When starting a new business, having a little luck may be as important as coming up with good ideas and finding the right people.
The founders of both Abcam and Ubisense – successful Cambridge companies that started small and have grown to conquer international markets – acknowledged an element of luck when describing their early days to Cambridge Network members last night (Weds).
The Open Meeting, held in Clare College’s new Gillespie Centre, heard Jonathan Milner, founder and group CEO of Abcam, and Paul Webster, founder and director of hardware at Ubisense, talk about their respective companies’ paths to success, despite some difficult times along the way.
Jonathan said there was ‘a bit of luck and serendipity’ involved in 1998 when he met Dr David Cleevely – the man who has helped to finance and support his business and who has also acted as Jonathan’s business mentor.

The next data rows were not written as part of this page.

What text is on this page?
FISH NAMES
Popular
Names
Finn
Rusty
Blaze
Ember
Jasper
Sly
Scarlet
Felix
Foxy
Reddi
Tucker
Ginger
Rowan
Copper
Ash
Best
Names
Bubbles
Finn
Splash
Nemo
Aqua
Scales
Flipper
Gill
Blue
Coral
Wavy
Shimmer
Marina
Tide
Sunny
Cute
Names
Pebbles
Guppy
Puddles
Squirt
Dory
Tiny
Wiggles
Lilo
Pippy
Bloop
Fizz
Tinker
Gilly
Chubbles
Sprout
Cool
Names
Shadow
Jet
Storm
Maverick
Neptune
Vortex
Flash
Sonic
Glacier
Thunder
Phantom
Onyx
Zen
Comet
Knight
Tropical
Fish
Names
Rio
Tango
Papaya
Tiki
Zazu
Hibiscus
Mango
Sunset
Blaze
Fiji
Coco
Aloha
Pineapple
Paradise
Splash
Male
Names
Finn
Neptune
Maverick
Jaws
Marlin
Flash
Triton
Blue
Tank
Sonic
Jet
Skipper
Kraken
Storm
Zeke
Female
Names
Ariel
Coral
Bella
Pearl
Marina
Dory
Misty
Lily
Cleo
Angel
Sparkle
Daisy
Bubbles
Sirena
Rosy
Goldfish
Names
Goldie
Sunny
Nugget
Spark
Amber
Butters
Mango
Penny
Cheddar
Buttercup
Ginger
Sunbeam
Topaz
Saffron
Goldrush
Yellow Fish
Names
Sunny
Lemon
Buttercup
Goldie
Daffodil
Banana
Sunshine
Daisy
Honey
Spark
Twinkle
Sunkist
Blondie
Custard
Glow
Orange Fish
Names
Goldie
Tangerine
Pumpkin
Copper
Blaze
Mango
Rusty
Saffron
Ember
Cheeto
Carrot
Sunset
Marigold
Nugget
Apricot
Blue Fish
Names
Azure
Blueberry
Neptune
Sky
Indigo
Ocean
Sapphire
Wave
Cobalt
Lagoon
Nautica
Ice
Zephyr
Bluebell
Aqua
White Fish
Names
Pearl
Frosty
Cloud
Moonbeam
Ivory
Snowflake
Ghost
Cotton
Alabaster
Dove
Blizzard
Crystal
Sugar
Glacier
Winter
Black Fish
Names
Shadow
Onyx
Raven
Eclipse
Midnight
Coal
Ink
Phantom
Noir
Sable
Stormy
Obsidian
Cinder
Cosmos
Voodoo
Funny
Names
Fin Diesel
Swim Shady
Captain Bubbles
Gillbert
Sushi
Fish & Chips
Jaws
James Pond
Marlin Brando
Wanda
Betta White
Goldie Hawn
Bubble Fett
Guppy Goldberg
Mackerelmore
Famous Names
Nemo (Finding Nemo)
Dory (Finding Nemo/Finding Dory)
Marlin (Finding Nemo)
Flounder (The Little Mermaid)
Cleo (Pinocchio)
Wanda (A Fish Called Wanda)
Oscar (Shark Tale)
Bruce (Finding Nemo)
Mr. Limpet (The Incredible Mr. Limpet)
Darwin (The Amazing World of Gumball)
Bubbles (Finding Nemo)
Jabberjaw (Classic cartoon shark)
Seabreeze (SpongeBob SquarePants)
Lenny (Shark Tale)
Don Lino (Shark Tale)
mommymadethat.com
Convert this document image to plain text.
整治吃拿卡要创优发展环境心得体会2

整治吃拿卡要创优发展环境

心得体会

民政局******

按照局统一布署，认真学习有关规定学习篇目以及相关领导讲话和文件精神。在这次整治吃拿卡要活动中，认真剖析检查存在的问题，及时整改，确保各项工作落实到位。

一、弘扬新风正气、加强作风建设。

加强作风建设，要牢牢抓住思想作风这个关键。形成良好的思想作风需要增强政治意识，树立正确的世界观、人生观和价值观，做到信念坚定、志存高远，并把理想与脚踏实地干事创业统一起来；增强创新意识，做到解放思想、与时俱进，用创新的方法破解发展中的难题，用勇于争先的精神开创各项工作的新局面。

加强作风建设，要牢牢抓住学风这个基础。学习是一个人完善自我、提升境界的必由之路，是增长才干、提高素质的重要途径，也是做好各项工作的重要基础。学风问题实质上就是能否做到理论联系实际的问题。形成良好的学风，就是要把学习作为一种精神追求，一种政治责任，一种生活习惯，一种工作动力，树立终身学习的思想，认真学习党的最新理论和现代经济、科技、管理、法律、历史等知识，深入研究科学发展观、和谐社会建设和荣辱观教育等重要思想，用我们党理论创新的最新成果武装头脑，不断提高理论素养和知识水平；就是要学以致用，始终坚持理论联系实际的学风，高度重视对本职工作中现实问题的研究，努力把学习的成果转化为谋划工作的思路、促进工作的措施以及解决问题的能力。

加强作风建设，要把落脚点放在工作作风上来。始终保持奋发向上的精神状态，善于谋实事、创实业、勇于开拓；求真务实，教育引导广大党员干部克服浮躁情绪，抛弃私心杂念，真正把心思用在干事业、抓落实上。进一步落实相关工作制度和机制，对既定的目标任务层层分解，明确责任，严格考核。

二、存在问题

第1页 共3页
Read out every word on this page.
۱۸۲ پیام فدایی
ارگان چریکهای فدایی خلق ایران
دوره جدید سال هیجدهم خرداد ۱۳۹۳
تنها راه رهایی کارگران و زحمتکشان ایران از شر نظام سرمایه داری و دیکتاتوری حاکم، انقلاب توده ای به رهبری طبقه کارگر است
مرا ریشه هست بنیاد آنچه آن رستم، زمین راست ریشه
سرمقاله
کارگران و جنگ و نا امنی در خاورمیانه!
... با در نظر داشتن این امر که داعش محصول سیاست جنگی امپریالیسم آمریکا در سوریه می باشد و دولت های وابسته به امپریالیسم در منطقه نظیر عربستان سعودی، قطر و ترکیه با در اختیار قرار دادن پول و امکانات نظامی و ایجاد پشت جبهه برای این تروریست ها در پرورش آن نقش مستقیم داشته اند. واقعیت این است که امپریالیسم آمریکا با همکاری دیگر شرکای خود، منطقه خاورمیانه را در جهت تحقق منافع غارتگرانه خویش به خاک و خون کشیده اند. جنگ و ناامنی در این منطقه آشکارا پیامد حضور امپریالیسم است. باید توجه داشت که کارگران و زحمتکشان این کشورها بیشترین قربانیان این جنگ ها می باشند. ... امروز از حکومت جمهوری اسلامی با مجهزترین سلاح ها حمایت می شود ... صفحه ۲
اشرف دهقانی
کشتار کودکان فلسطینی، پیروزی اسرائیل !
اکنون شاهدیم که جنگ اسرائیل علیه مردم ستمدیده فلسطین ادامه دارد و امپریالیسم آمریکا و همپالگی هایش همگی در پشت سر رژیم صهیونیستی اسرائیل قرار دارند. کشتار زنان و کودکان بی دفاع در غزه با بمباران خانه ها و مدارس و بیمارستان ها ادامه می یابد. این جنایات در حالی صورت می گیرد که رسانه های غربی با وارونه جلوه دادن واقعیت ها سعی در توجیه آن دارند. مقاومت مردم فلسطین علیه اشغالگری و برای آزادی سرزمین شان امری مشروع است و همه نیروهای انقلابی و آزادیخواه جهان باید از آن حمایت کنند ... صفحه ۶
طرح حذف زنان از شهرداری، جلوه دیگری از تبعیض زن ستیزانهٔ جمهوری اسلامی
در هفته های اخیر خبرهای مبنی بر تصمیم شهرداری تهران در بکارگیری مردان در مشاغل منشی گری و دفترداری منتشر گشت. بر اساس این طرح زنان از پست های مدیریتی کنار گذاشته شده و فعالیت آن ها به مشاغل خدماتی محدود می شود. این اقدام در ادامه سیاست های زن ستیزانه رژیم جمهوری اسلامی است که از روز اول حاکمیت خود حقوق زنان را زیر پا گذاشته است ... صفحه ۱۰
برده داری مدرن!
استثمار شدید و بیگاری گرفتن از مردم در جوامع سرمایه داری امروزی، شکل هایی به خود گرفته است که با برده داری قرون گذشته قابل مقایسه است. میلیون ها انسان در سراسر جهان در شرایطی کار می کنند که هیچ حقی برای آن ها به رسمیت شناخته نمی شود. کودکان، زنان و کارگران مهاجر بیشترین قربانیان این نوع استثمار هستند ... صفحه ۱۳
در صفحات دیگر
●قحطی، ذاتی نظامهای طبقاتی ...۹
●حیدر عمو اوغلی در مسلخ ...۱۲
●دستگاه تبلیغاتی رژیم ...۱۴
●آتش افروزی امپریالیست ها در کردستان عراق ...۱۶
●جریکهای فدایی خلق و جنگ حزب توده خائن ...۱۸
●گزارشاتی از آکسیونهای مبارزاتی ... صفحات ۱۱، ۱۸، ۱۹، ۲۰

For Paul and his fellow Ubisense founders, the luck came through being in Cambridge and among its entrepreneurial networking community. Being here led to a valuable ‘internship’ with a local venture capital company, and also to a chance meeting with Cambridge Consultants, who helped to ‘derisk’ their technology.
Alongside luck, clear vision and focus as well as sheer hard work had helped both organisations to succeed.
Abcam had grown from ‘three people crammed into a room that had been the morgue attached to Addenbrooke’s’ to what it is today – an AIM-listed, 150-people strong business with state of the art facilities all over the world and revenues of around £50 million.
From its first prototype in 2003, Ubisense had built its business at a phenomenal rate – ranking number two in the 2008 Deloitte Technology Fast 50. Rankings are based on average percentage revenue growth over five years: Ubisense grew 15324 per cent during this period. The company now employs over 80 people in Cambridge and around the world.
Both speakers felt that their companies had overcome obstacles because they did not fit a conventional mould and – although this meant they did not attract VC funding, relying instead on business angels – it also meant they were less restricted and thus able to develop profitable new models.
Success in the end came down to committed and hard-working people, making good decisions based on good information.
The meeting was kindly sponsored by McTear Williams & Wood and chaired by one of its founders, Andrew McTear.